Dinosaurier Telefax: Aus durch die DSGVO?

von Dr. Axel Spies, veröffentlicht am 13.10.2021
Rechtsgebiete: WirtschaftsrechtComplianceDatenschutzrecht8|5420 Aufrufe

Das in vielen Branchen immer noch eine beachtliche Rolle spielende Fax-Gerät wird erneut von einem LfDI (Hessen) in einem ausführlichen Beitrag als nicht DSGVO-konform bewertet.

Jedenfalls sei dies dann der Fall, wenn es sich um personenbezogene Daten mit einem besonderen Schutzbedarf handelt. Die LfDI für Bremen hatte sich zum Thema Fax-Übertragung bereits im Frühjahr geäußert.

Zitat: 

„Insbesondere dann, wenn personenbezogene Daten einen hohen Schutzbedarf aufweisen, kann die Übermittlung per unverschlüsseltem Fax einen Verstoß gegen Art. 5 Abs. 1 lit. f und Art. 32 DSGVO darstellen. Die DSGVO verpflichtet Verantwortliche daher, das Fax als Kommunikationsmittel auf den Prüfstand zu stellen und zur schnellen und datenschutzkonformen Kommunikation auf andere digitale Lösungen umzustellen. Wie sich an dem Beispiel der Übermittlung personenbezogener Daten mittels Faxgeräten zeigt, steht die Beachtung der Grundsätze des Datenschutzes dem Voranschreiten der Digitalisierung nicht im Wege, sondern leistet einen Beitrag, diese weiter zu unterstützen. [...] 

In Ausnahmefällen, z. B. wenn die besondere Eilbedürftigkeit dies erforderlich macht und sichergestellt ist, dass die Sendung nur dem richtigen Empfänger zugeht (z.B. gespeicherte Zielnummern), kann auch die Versendung besonders schutzbedürftiger personenbezogener Daten mittels Fax rechtmäßig sein. Dies gilt aber nur dann, wenn kein alternatives, datenschutzkonformes Kommunikationsmittel genutzt werden kann und dem Verantwortlichen insofern kein alternatives Kommunikationsmittel zur Verfügung steht."

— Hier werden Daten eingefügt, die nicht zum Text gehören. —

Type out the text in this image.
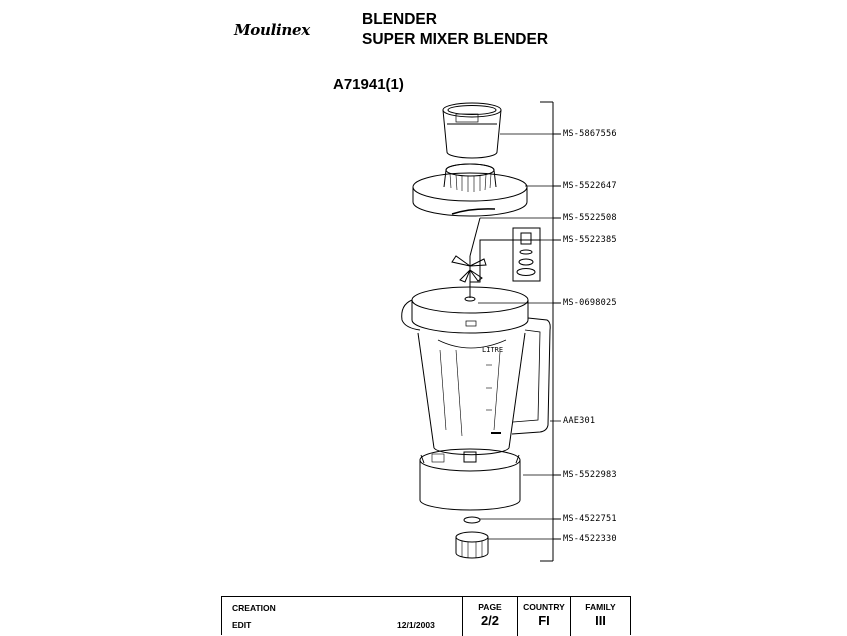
Moulinex
BLENDER
SUPER MIXER BLENDER
A71941(1)
LITRE
MS-5867556
MS-5522647
MS-5522508
MS-5522385
MS-0698025
AAE301
MS-5522983
MS-4522751
MS-4522330
CREATION
EDIT	12/1/2003
PAGE
2/2
COUNTRY
FI
FAMILY
III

Die Datenschutzbeauftragte für das Land Bremen hatte sich im Mai u.a. so geäußert: 

Technische Änderungen in den Telefonnetzen sorgen jetzt dafür, dass keine exklusiven Leitungen mehr genutzt werden, sondern die Daten paketweise in Netzen transportiert werden, die auf Internet-Technologie beruhen. 

Zudem kann nicht mehr davon ausgegangen werden, dass an der Gegenstelle der Faxübertragung auch ein reales Fax-Gerät existiert. Meist werden Systeme genutzt, die ankommende Faxe automatisiert in eine E-Mail umwandeln und diese dann an bestimmte E-Mail-Postfächer weiterleiten. 

Aufgrund dieser Umstände hat ein Fax hinsichtlich der Vertraulichkeit das gleiche Sicherheitsniveau wie eine unverschlüsselte E-Mail (welche oftmals mit der offen einsehbaren Postkarte verglichen wird). Fax-Dienste enthalten keinerlei Sicherungsmaßnahmen um die Vertraulichkeit der Daten zu gewährleisten. Sie sind daher in der Regel nicht für die Übertragung personenbezogener Daten geeignet.

Für die Übertragung besonderer Kategorien personenbezogener Daten gemäß Artikel 9, Absatz 1 der Datenschutzgrundverordnung ist die Nutzung von Fax-Diensten unzulässig.“

Was meinen Sie, ist das das Ende des Telefaxes als gesetzeskonformes Übertragungsmedium? Kann z.B. der vom Hessischen LfDI erwähnte Kommunikationsdienst KIM für Arztbriefe, Befunde etc. das Faxgerät im Gesundheitsbereich ersetzen?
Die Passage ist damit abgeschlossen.